В приведенных словах Соловьев неспроста выражает сомнение не только в «исполнимости», но и в «полезности»
внешних замыслов – замыслов, опиравшихся на идею общечеловеческой солидарности. В 1894 году философ еще писал: «Несмотря на все колебания и зигзаги прогресса, несмотря на нынешнее обострение милитаризма, национализма, антисемитизма, динамитизма и проч., и проч., все-таки остается несомненным, что равнодействующая истории идет от людоедства к человеколюбию, от бесправия к справедливости и от враждебного разобщения частных групп к всеобщей солидарности». И эти позитивные тенденции исторического развития, продолжает Соловьев, «не будут поколеблены по крайней мере до пришествия антихриста и его пророка с ложными чудесами»[334]. То есть – так это здесь звучит – до времен баснословно далеких и не совсем достоверных. Такие слова спустя несколько лет Соловьев мог бы вложить – да собственно он это и делает – в уста Политика из «Трех разговоров», проповедника прогресса и мира во всем мире, основанного на вежливости (на плюрализме, сказали бы мы сегодня). В ответ этот тогдашний Френсис Фукуяма слышит от г-на Z, рупора автора, что «прогресс – это симптом» (с. 705), а ускоренный прогресс – симптом в квадрате. Симптом того, что быстрыми темпами готовится почва для произрастания беспримесного, хотя и замаскированного зла. Ревизия здесь еще глубже, чем полагал Трубецкой, сам кадет-прогрессист, стремившийся перевести прогресс (отбросив его абсолютизацию) в разряд относительных благ. Когда на открытии созванного императором-антихристом лжесобора оркестр играет «марш единого человечества» (с. 751), это означает только одно: идея прогрессирующей всеобщей солидарности видится Соловьеву как фальсификация и уловка.За этим ни в коем случае не стоит отречение Соловьева от веры в ноуменальное единство человечества; с прежней страстью такая вера выражена в работе «Идея человечества у Августа Конта», создававшейся одновременно с подступами к «Трем разговорам». Но это единство, таинственное, мистериальное, не реализуется внешним ходом истории. «Смысл исторического процесса, или всемирного суда», – так формулирует Соловьев в одном из «пасхальных писем», ставших приложением к отдельному прижизненному изданию «Трех разговоров»[335]
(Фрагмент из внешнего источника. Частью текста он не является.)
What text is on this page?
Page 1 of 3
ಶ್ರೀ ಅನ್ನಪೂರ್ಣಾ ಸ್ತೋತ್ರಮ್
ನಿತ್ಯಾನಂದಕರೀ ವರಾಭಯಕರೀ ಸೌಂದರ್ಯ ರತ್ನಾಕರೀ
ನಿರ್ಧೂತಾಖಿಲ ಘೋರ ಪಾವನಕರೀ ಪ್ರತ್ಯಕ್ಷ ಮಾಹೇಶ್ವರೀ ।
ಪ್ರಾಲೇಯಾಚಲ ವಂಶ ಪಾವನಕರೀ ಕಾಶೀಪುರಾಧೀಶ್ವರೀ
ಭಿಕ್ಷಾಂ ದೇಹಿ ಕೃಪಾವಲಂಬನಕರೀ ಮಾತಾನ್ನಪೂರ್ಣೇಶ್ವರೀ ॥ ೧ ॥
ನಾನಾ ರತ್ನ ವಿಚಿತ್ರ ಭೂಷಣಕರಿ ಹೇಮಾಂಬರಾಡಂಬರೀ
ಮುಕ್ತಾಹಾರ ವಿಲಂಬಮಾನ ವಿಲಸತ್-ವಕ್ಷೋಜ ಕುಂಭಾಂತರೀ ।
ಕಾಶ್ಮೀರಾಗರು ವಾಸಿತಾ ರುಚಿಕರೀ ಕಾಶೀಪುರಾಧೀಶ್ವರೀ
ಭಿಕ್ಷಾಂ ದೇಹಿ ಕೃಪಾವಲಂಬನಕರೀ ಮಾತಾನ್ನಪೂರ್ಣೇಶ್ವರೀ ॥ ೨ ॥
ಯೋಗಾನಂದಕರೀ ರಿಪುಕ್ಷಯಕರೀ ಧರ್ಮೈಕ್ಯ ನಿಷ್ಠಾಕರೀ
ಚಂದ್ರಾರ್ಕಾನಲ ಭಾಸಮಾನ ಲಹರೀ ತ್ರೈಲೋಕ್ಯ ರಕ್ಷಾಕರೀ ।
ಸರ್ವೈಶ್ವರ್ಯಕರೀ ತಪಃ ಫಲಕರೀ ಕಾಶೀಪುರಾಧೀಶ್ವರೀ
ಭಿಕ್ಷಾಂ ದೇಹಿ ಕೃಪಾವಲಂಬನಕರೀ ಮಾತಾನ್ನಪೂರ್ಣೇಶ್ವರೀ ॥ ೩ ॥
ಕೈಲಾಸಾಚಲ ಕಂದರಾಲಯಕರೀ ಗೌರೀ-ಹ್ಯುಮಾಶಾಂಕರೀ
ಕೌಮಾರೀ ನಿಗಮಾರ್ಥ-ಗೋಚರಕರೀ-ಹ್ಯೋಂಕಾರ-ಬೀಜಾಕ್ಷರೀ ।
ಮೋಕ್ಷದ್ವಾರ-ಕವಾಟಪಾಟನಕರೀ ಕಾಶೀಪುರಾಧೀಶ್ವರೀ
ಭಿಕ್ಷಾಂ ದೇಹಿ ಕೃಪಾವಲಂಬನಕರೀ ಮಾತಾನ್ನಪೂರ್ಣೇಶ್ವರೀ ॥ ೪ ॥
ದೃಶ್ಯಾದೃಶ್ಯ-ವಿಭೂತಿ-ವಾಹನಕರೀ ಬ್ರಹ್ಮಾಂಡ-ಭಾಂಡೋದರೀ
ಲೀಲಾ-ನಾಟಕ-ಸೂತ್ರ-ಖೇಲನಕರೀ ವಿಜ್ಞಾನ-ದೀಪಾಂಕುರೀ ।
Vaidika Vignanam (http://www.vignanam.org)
, – и это по-новому понятый смысл. Соловьев – как, видимо, суждено каждому христианину, если он хочет быть последовательным, – приходит к концепции «двух градов». Внешняя история и интраистория движутся параллельно, но разнонаправлено, до времени находясь в трудноразличимом смешении, но приходя к окончательному разделению, каковое и тождественно суду. От августинианства мысль Соловьева отличается тем, что он не отождествляет интраисторию с историей Церкви в ее внешней атрибутике[336]. Как не мной замечено, у каждого христианского вероисповедания, по Соловьеву, обнаруживается собственный «антихрист», разделение проходит по церковному телу, при конце собираются два собора – разбойничий и истинный.Соловьеву не медля стали пенять на то, что в «Трех разговорах» он отказался от задачи положительного исторического творчества и впал в эсхатологический пессимизм, отвергнув тем весь пафос своей прежней деятельности. Это неверно – Соловьев, в свете изменившейся историософии, попросту сместил акценты активизма. «Очевидно, Иисус Христос, чтобы восторжествовать истинно и разумно над антихристом, нуждается в нашем сотрудничестве», – пишет он своему католическому корреспонденту Евгению Тавернье в середине 1896 года[337]
, когда тема антихриста, тема реальной силы зла, впервые встала перед ним как рабочая. Это – сотрудничество в копилку интраистории, – хоть бы и затем, чтобы те «сорок пять миллионов христиан» (с. 746), что останутся верными в эпоху квазирелигиозного синкретизма и оккультного блуда, не сбились с пути, составив ядро Богочеловечества[338]. И такая работа не сводится исключительно к церковному или даже философско-богословскому просвещению – это и злободневный «мониторинг», слежение за политической и культурной симптоматикой текущего дня, применение к ней того же меча, отсекающего зло от добра. «Моя задача здесь скорее апологетическая и полемическая», – пишет Соловьев в предисловии к «Трем разговорам» (с. 646), и он исполняет эту двуединую задачу, не брезгуя той санитарной работой (напоминающей некоторые страницы «Дневника писателя» Достоевского), которая была бы нелогична, когда б философ отрекся от соработничества с Богом в историческом настоящем. «Замыслы смелые крепнут в груди»[339], – скажет он, как духовный воин, даже на пороге предчувствуемой «бледной смерти».